AN: A few thoughts that percolated through my brain this evening...
Disclaimer: I love the works of C.S. Lewis. I am not him and own nothing. Just an interpretation of the thoughts and feelings of his characters.
Brotherhood
The burn of the sparkling wine is comparable to that of the jealousy that rankles at me.
I down the last in my glass and survey the room. Cor and Aravis are out in space, while the Monarchs of Narnia dance and chat among the people and with Father.
I can't quite pin point the source of the perspective of this 'greenery' that grabs me.
Is it the relationship between my twin and friend? Is it the easy camaraderie between the Siblings? Its relationship envy, I am pretty sure. One that I brush off by being brash and a 'never care' attitude, all the while craving a similar relationship with someone. Do I long for closeness with my brother?

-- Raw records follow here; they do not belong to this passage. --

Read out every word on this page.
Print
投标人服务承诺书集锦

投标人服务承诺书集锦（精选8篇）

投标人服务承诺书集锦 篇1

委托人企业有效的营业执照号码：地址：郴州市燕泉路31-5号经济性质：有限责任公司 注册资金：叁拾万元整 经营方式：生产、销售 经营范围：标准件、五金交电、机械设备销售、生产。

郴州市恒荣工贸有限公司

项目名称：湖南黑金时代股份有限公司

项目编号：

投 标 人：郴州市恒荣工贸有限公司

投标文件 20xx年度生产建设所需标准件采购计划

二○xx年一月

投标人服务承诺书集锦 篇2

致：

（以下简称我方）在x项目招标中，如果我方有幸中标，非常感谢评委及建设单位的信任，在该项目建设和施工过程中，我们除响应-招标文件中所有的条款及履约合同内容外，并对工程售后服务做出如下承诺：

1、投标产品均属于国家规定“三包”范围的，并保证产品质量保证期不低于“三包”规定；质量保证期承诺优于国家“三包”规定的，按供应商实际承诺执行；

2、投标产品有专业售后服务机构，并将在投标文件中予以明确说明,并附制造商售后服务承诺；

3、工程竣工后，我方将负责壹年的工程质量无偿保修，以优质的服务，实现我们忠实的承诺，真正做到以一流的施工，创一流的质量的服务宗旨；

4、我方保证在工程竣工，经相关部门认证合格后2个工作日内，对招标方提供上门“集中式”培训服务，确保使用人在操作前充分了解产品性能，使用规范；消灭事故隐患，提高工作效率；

I never really grew up with him. A non-circumstantial friendship with some of the people? It is so lonely sometimes, living here at the palace. Queen Susan and the others are my friends, but they are much older—except maybe Lucy—than I. The point is that things aren't quite the same. The trips to town that my brother carries out, long walks with his good friend.
She knows my brother, my twin, better than I do. How is that even right? No, I'm not jealous of their happiness, I would not want to break them up or intrude on them.
I simply mourn the loss of a brother.